In 2013, the PR industry witnessed income growth of eight per cent, which is a disappointing drop from the 11.5 per cent seen in 2012. There is some way to go before growth returns to the pre-recession days of 15 per cent.
Promisingly, growth was evenly spread across the sample, with approximately 76 per cent of consultancies showing growth and more than half with growth of eight per cent or more. This year, as last year, the smaller consultancies seem to have done well, with only seven of the smallest 30 suffering a decline, and 21 of them showing growth above the average for the Top 150. Those at the very top of the table also did well to avoid income erosion.
What we can see is a 'squeezed middle', with those agencies sitting between £1m and £3.5m fee income accounting for ten of the 11 consultancies suffering double-digit declines. This demonstrates the vulnerability of this group. This may indicate that clients are either choosing larger agencies that can perhaps offer more services or an international perspective, or, on the other hand, are spending money with smaller niche players that perhaps offer lower costs.

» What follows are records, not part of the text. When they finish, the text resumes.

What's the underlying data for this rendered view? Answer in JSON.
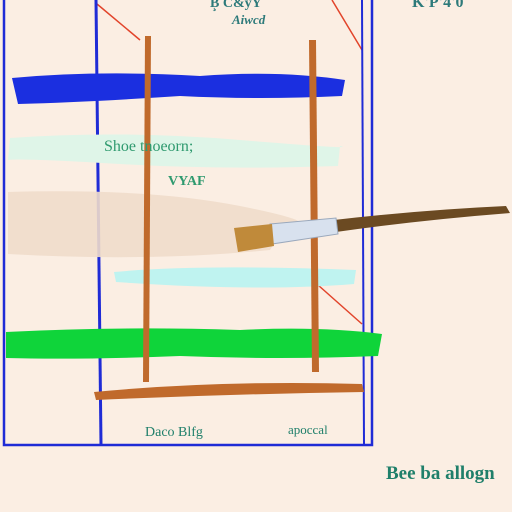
{
  "labels": {
    "top_center": "B̧ C&yY",
    "top_center_2": "Aiwcd",
    "top_right": "K'P'4'0̇̃",
    "mid_1": "Shoe tnoeorn;",
    "mid_2": "VYAF",
    "bottom_left": "Daco Blfg",
    "bottom_right": "apoccal",
    "caption": "Bee ba allogn"
  },
  "colors": {
    "background": "#fbeee3",
    "frame_blue": "#1f2bd6",
    "stroke_blue": "#1b2fe0",
    "stroke_green": "#0fd43a",
    "stroke_cyan": "#bff3f0",
    "stroke_mint": "#dff5e8",
    "stroke_tan": "#efdcca",
    "post_brown": "#c06a2c",
    "rope_red": "#e2442b",
    "brush_handle": "#6b4a22",
    "brush_ferrule": "#d8e1ee",
    "brush_bristle": "#c08a3a"
  },
  "icons": {
    "brush": "paintbrush-icon"
  }
}
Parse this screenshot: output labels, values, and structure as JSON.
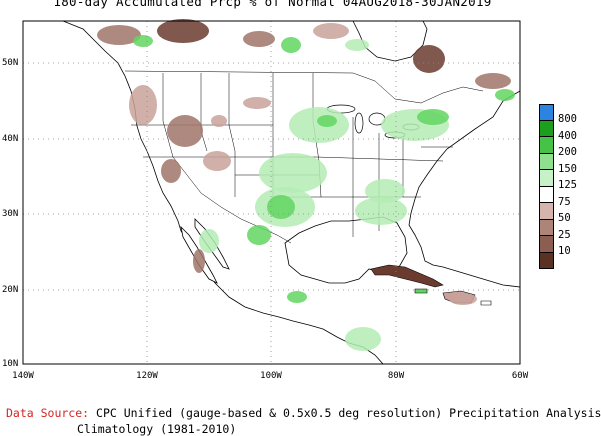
{
  "title": "180-day Accumulated Prcp % of Normal 04AUG2018-30JAN2019",
  "map": {
    "lat_labels": [
      "50N",
      "40N",
      "30N",
      "20N",
      "10N"
    ],
    "lon_labels": [
      "140W",
      "120W",
      "100W",
      "80W",
      "60W"
    ],
    "grid": "dotted",
    "colors": {
      "water": "#ffffff",
      "land": "#ffffff",
      "coast": "#000000",
      "dry_strong": "#6a3b2e",
      "dry_mid": "#a0746a",
      "dry_light": "#c8a29a",
      "wet_light": "#b4ecb4",
      "wet_mid": "#62d662",
      "wet_strong": "#22a822"
    }
  },
  "legend": {
    "labels": [
      "800",
      "400",
      "200",
      "150",
      "125",
      "75",
      "50",
      "25",
      "10"
    ],
    "colors": [
      "#2c84e0",
      "#1e9e1e",
      "#46c246",
      "#8ee08e",
      "#c7f2c7",
      "#ffffff",
      "#d4b4ac",
      "#ad8478",
      "#8c5e52",
      "#5a3224"
    ]
  },
  "source": {
    "lead": "Data Source:",
    "line1": "CPC Unified (gauge-based & 0.5x0.5 deg resolution) Precipitation Analysis",
    "line2": "Climatology (1981-2010)"
  }
}
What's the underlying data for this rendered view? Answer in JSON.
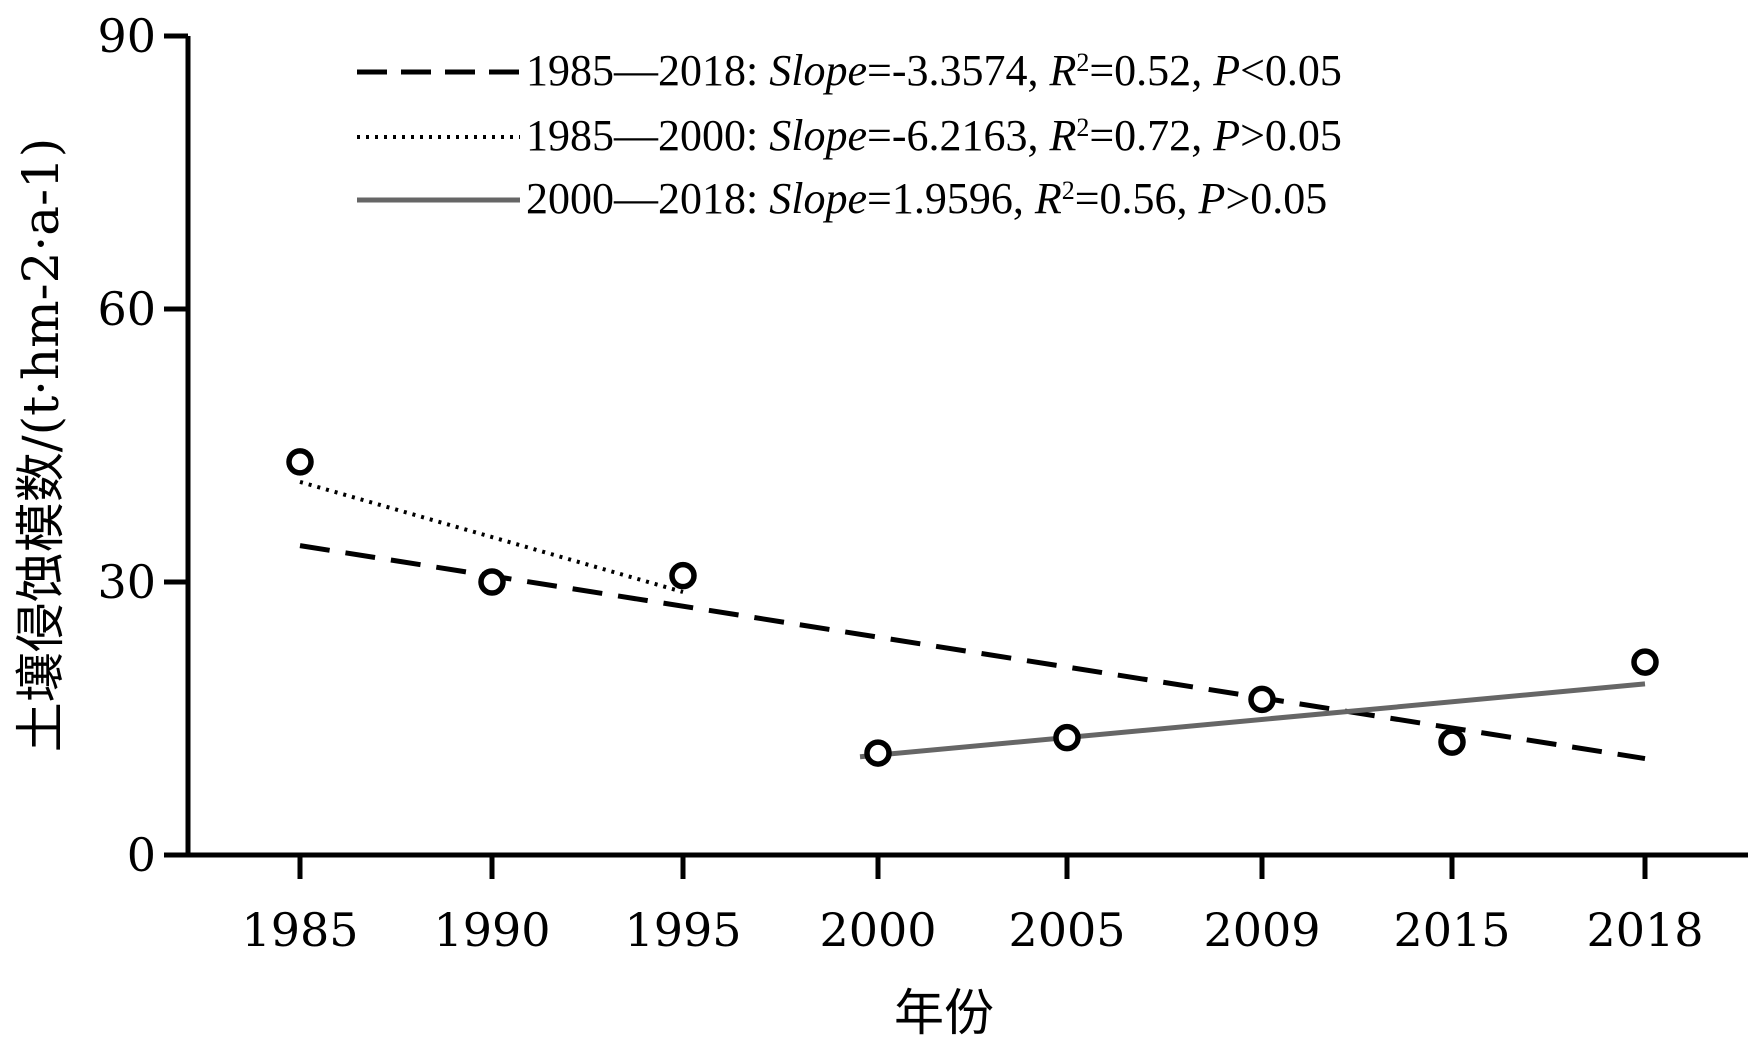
{
  "chart_data": {
    "type": "scatter",
    "xlabel": "年份",
    "ylabel": "土壤侵蚀模数/(t·hm-2·a-1)",
    "ylim": [
      0,
      90
    ],
    "yticks": [
      "0",
      "30",
      "60",
      "90"
    ],
    "categories": [
      "1985",
      "1990",
      "1995",
      "2000",
      "2005",
      "2009",
      "2015",
      "2018"
    ],
    "series": [
      {
        "values": [
          43.2,
          30.0,
          30.7,
          11.2,
          12.9,
          17.1,
          12.4,
          21.2
        ]
      }
    ],
    "trendlines": [
      {
        "from": "1985",
        "to": "2018",
        "style": "dashed",
        "color": "#000000",
        "start_value": 34.0,
        "end_value": 10.6,
        "period": "1985—2018",
        "slope_label": "Slope",
        "slope": "=-3.3574",
        "r_label": "R",
        "r_sup": "2",
        "r2": "=0.52",
        "p_label": "P",
        "p": "<0.05"
      },
      {
        "from": "1985",
        "to": "1995",
        "style": "dotted",
        "color": "#000000",
        "start_value": 41.0,
        "end_value": 28.9,
        "period": "1985—2000",
        "slope_label": "Slope",
        "slope": "=-6.2163",
        "r_label": "R",
        "r_sup": "2",
        "r2": "=0.72",
        "p_label": "P",
        "p": ">0.05"
      },
      {
        "from": "2000",
        "to": "2018",
        "style": "solid",
        "color": "#666666",
        "start_value": 10.8,
        "end_value": 18.8,
        "period": "2000—2018",
        "slope_label": "Slope",
        "slope": "=1.9596",
        "r_label": "R",
        "r_sup": "2",
        "r2": "=0.56",
        "p_label": "P",
        "p": ">0.05"
      }
    ],
    "legend_position": "top",
    "grid": false
  }
}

The average gross income per head has increased by less than one per cent to £93,800, which is less than inflation, so in real terms it has decreased. While we see slower, albeit healthy, growth in income, keeping costs down and fighting margin erosion will be the challenge going forwards. Ultimately, the future of the PR consultancies will be determined by their ability to keep up with the changing landscape of marketing and attract and retain the best talent to set them apart from the competition.